Following a year as a trainee advertising executive in London and in New York he joined the staff of the US General Electric Company as a speech- writer. He later confided that he resigned when he found that he had drafted one speech quoting a second speech commending sentiments expressed in a third speech, all having emanated from his own pen.

He returned to England in 1954, and entered public relations. He served three years as Public Relations Officer of the British Institute of Management, five years with Pritchard, Wood and Partners (which later became Infoplan), the pre-eminent consultancy of the day, followed by his 14 years as Head of Public Relations of the Wellcome Foundation. Always one for a change and a challenge he took on the Director-Generalship of Aslib - the Association of Special Libraries and Information Bureaux - from 1978 to 1980. Dealing with a divided loyalty membership and governing body he literally walked out of a tempestuous council meeting.

After a year as Public Relations Officer to the Arts Council in 1981, Saunders joined old colleagues from his Infoplan days, and spent the balance of his professional life from 1981-93 with Traverse-Healy & Regester, later Charles Barker Traverse-Healy.

His hatred of prejudice and pomposity was often misread by those against whom it was directed as a form of anti-establishmentarianism. Far from it. He held tradition and ritual in high regard. He wrote poetry and short stories for radio and from time to time gave an illustrated lecture, accompanying himself on the piano, entitled "Give Me that Old Time Musical Hall". His take-off of Noel Coward was a delight. He was the owner of a magnificent pianola and a stock of 1920s and 1930s rolls. Soirees at his north London home were fun affairs.
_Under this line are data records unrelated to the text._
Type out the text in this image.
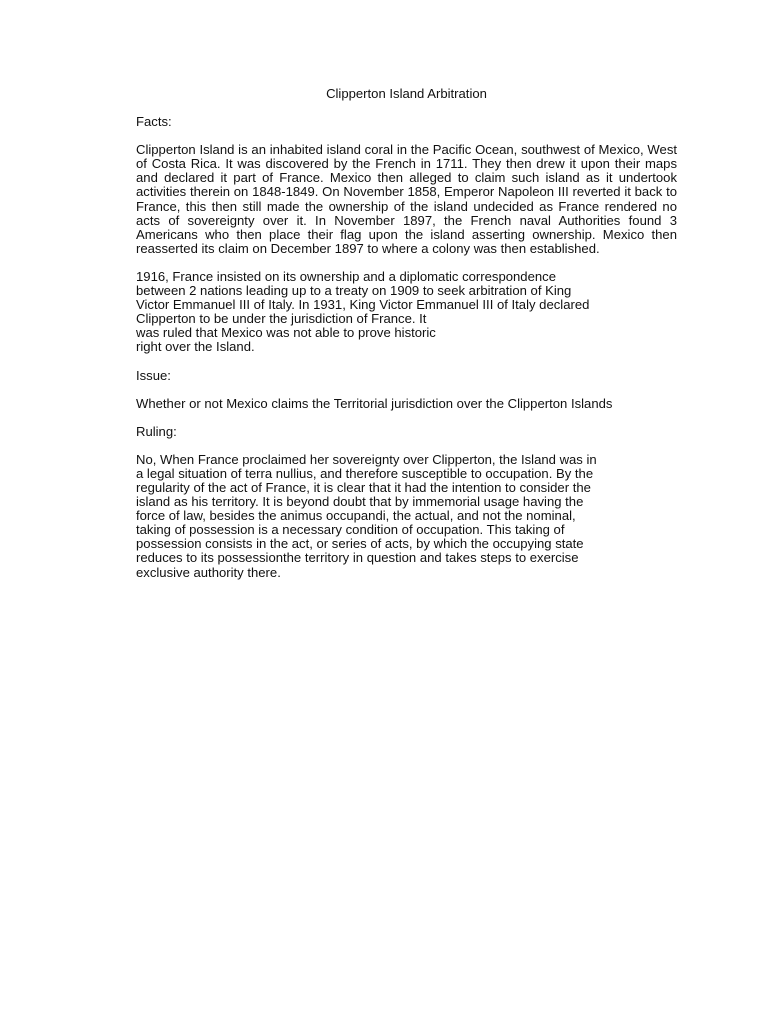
Clipperton Island Arbitration
Facts:
Clipperton Island is an inhabited island coral in the Pacific Ocean, southwest of Mexico, West of Costa Rica. It was discovered by the French in 1711. They then drew it upon their maps and declared it part of France. Mexico then alleged to claim such island as it undertook activities therein on 1848-1849. On November 1858, Emperor Napoleon III reverted it back to France, this then still made the ownership of the island undecided as France rendered no acts of sovereignty over it. In November 1897, the French naval Authorities found 3 Americans who then place their flag upon the island asserting ownership. Mexico then reasserted its claim on December 1897 to where a colony was then established.
1916, France insisted on its ownership and a diplomatic correspondence
between 2 nations leading up to a treaty on 1909 to seek arbitration of King
Victor Emmanuel III of Italy. In 1931, King Victor Emmanuel III of Italy declared
Clipperton to be under the jurisdiction of France. It
was ruled that Mexico was not able to prove historic
right over the Island.
Issue:
Whether or not Mexico claims the Territorial jurisdiction over the Clipperton Islands
Ruling:
No, When France proclaimed her sovereignty over Clipperton, the Island was in
a legal situation of terra nullius, and therefore susceptible to occupation. By the
regularity of the act of France, it is clear that it had the intention to consider the
island as his territory. It is beyond doubt that by immemorial usage having the
force of law, besides the animus occupandi, the actual, and not the nominal,
taking of possession is a necessary condition of occupation. This taking of
possession consists in the act, or series of acts, by which the occupying state
reduces to its possessionthe territory in question and takes steps to exercise
exclusive authority there.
Saunders started out as a Quaker but in later life veered towards the High Church, probably influenced by his late wife Betty whom he married in 1957. She was the perfect counterpart; first, an unlikely crime reporter on the Daily Mirror and, later, the distinguished Deputy Editor of the Church Times. But Basil Saunders took his religion lightly. He once opened a public ecumenical gathering with the phrase "Friends, Romans and Countrymen".
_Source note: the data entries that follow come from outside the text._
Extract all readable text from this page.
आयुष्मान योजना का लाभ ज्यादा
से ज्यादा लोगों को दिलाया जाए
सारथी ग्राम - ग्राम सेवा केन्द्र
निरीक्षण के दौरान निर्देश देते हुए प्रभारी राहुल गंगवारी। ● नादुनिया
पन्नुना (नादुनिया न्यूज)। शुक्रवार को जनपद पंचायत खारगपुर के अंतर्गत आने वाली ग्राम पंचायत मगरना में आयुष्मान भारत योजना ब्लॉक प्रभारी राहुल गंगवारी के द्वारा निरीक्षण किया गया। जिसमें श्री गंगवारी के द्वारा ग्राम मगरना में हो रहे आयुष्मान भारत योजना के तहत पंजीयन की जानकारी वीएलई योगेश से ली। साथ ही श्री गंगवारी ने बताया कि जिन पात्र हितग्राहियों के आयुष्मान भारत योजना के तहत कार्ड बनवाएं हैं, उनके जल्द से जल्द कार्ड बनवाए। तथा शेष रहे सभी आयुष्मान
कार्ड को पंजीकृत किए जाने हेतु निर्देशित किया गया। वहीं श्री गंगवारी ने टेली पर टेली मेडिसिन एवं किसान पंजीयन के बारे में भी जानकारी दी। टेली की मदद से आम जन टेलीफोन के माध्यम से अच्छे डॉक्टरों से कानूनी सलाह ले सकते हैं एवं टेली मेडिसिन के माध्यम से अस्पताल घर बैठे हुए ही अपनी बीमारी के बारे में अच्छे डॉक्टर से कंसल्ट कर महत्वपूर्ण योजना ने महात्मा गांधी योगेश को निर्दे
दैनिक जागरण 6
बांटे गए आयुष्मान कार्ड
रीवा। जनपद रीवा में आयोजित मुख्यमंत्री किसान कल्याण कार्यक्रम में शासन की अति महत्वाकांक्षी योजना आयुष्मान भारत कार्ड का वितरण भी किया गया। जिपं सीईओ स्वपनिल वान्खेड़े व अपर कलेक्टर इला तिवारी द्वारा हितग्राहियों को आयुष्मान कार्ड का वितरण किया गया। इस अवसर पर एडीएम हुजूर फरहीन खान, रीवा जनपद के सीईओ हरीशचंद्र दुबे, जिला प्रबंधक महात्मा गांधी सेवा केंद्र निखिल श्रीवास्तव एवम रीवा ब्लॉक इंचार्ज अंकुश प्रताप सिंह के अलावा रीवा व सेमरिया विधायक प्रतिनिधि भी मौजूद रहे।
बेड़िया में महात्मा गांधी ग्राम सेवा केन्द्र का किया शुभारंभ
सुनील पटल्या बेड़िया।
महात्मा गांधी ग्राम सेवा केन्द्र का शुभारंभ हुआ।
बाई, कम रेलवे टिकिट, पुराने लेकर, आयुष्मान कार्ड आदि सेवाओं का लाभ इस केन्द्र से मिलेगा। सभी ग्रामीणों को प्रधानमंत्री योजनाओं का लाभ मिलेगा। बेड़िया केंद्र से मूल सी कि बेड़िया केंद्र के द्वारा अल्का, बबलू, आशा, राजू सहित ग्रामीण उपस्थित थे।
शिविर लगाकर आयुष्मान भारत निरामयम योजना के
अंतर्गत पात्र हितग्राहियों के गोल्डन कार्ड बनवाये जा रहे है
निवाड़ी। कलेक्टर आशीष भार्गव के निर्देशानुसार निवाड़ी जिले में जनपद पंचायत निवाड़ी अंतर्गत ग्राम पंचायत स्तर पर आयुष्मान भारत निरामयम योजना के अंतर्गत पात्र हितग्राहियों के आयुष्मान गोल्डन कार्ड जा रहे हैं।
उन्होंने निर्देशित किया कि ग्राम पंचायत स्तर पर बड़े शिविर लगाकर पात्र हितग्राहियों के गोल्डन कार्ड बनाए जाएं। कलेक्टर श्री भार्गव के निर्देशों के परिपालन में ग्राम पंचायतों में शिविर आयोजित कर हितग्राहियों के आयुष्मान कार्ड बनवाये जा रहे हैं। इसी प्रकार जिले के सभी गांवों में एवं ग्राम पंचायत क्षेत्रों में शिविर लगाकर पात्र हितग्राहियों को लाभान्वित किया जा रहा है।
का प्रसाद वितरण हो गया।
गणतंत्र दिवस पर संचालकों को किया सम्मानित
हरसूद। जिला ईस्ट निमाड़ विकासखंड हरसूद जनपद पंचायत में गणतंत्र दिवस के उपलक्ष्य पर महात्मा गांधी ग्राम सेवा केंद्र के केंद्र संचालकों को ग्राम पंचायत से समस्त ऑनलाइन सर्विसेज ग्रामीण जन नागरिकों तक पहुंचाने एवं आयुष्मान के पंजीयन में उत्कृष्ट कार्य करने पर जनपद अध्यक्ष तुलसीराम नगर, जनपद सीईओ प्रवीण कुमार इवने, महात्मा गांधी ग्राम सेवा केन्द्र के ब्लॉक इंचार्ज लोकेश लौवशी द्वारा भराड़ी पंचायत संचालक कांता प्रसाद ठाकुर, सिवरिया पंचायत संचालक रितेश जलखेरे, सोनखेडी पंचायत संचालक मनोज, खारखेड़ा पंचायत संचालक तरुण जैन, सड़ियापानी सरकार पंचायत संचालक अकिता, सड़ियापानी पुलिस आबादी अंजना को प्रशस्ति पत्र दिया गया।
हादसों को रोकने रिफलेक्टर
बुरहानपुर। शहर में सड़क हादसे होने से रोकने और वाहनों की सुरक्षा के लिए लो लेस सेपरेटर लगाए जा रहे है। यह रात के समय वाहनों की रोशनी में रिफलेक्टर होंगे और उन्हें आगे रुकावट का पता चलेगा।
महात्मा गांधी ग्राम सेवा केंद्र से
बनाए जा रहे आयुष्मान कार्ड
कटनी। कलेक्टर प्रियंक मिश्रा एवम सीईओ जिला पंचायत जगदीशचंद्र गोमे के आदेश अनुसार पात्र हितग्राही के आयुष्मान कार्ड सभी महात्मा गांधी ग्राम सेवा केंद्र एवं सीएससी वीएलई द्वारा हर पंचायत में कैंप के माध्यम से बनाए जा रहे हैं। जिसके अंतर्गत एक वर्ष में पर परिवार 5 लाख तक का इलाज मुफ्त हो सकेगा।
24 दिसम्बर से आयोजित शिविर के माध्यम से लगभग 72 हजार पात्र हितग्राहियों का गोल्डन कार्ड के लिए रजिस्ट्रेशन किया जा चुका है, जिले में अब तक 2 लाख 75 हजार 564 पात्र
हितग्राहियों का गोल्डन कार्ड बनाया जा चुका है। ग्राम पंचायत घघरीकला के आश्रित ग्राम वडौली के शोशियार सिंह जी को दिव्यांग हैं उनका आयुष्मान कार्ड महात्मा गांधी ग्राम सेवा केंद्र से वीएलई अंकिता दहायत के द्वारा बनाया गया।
In nearly every way he was the antithesis of the popular perception of a successful public relations executive. Politically he was liberal, emotionally a humanist, and sartorially a near disaster. He was an undoubted intellectual; his curiosity was unbounded and matched his enthusiasm for life.

Tim Traverse-Healy

Basil Saunders, public relations consultant: born 12 August 1925; Public Relations Officer, British Institute of Management 1954-57; Public Relations Executive, Pritchard, Wood and Partners (later Infoplan) 1957-63; Head of Public Relations Services, Wellcome Foundation 1963-78; Director-General, Aslib (Association of Special Libraries and Information Bureaux) 1978- 80; consultant, Traverse-Healy Ltd 1981-84; director, Traverse-Healy and Regester (later Charles Barker Traverse-Healy) 1984-90; married 1957 Betty Smith (died 1997; two sons, four daughters); died London 10 May 1998.